Хорин потянул носом.
– Ему восемь лет. Жена рожала, я в Донецке был. Неважно. Бабка одна. Не бабка – баба одна. Сказала: «Сам животное, и дети твои будут животные». Я ее за это… Не сильно. Не в себе был, жена рожает, я там. Неважно. Извинился перед ней, она слова не сказала. Молился, свечки ставил. Сделайте что-нибудь. Пусть на меня перейдет.
Квадратов еще помолчал, а потом сказал:
– Сразу предупрежу: секретность полная. Это понимаете? Хорин только кивнул. – Правду про меня говорят, – сказал Квадратов, – но не всю. Тело сына твоего спасти не могу, а с твоей душой чудеса сотворю. Душа после моей молитвы очищается, рождается заново. Проклятие сниму, но метку на тебе, сын мой, оставлю: начнешь грешить – во сто крат все вернется, такая мне сила дана. И оброк на тебя положу: слабому зла не делай. Солдатам отцом будь, на жену руки не подымай, пса своего не обидь, на сына крикнуть не смей…
– На сына я в жизни не…– перебил Хорин и вдруг осекся. Квадратов улыбнулся и покачал головой.
– Видишь? – сказал он. – Я еще и молиться не начал, а уже душа твоя к свету тянется, правды просит. Что, не боишься моей молитвы?
Хорин колебался, глядя на истоптанный плац.
– Смотри, – сказал Квадратов, – я не настаиваю. Но только знай, проклятие – оно как гангрена: то ли еще будет.
Хорин вскинул глаза на Квадратова.
– Молитесь, батюшка, – быстро сказал он.
И Квадратов, возложив обе руки ему на голову, что-то невнятно забормотал, а потом стал вертеть Хорина, как юлу, и плеваться. Я подошел к «слоненку» Пете – он играл чем-то небольшим, неразличимым в темноте; я наклонил голову и вгляделся: то был маленький зеленый пластмассовый солдатик. Насупленно улыбаясь, мальчик протянул солдатика мне на открытой ладони; я взял его и понес Толгату в котомочку.
Глава 19. Дзержинск
Выскочил на нас из-за тепловой трубы плешивый пес с торчащим рваным ухом, увидел меня, шарахнулся в сторону и визгливо заорал:
– Блядь, ты еще кто?! Тебя на хуй не хватало!

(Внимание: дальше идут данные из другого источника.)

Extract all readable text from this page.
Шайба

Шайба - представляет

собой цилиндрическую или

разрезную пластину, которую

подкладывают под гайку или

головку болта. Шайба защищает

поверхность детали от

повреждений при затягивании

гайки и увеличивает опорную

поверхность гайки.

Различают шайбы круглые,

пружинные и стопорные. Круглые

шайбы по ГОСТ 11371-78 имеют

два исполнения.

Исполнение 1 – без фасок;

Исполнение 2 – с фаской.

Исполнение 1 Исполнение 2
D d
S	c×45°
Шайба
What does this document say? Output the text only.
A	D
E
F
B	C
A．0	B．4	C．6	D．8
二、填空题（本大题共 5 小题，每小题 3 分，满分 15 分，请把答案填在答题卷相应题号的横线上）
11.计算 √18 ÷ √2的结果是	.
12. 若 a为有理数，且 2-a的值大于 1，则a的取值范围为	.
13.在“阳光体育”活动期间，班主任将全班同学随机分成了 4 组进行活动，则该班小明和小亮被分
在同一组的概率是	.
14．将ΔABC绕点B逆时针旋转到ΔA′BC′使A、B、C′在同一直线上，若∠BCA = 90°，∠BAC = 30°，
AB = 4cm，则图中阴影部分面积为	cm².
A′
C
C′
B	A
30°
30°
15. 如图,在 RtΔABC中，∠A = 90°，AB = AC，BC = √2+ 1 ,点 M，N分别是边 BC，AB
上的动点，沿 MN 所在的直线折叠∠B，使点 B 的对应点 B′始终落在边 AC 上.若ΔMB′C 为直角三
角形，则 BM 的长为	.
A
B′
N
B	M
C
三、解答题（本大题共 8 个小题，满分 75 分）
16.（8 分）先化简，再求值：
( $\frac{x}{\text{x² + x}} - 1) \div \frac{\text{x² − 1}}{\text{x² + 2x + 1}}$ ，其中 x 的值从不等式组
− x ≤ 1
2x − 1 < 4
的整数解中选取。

Я остановился, и все, кто шел за мной, вынуждены были остановиться.
– Я слон, – сказал я терпеливо. – Вы не бойтесь, пожалуйста, я очень большой, но я вас не обижу. Я зверь подневольный, не по своему желанию тут, работать меня привели.
– Работать, сука, – зашелся воплями пес. – Все вы тут работаете, бляди сытые; не было печали – черти накачали! Двадцать лет мы тут жили-загибались, никому до нас дела не было, берег Боженька, а теперь, значит, работничков привалило, стройку, бляди, развели, норы поразворочали, щенков тащить некуда! Бегают, задами вертят, то бутерброд с дерьмом бедненькой собачке пихают, то при виде собачки бабы их визгом заходятся! Теперь тебя, дерьмо сраное, притащили – что еще удумали?!
– Я скоро уйду, – терпеливо сказал я. – Вы извините. Я понимаю, тут ваша территория, наверное…
– Понимает он, блядина стоеросовая! – еще пуще взвился пес. – Да мы за эту территорию полгода с окапольскими бились, пятерых, на хуй, потеряли, сучка моя зимой от ран скончалась, даром что двужильная была, я один со щенками остался! Понимает он, выблядок! А эти явились не запылились, устроили тут блядство свое креативное, ненавижу пидарасов, знаю я, чем это кончится, ох, знаю-у-у-у-у-у!.. – И пес горько взвыл, припав на задние лапы.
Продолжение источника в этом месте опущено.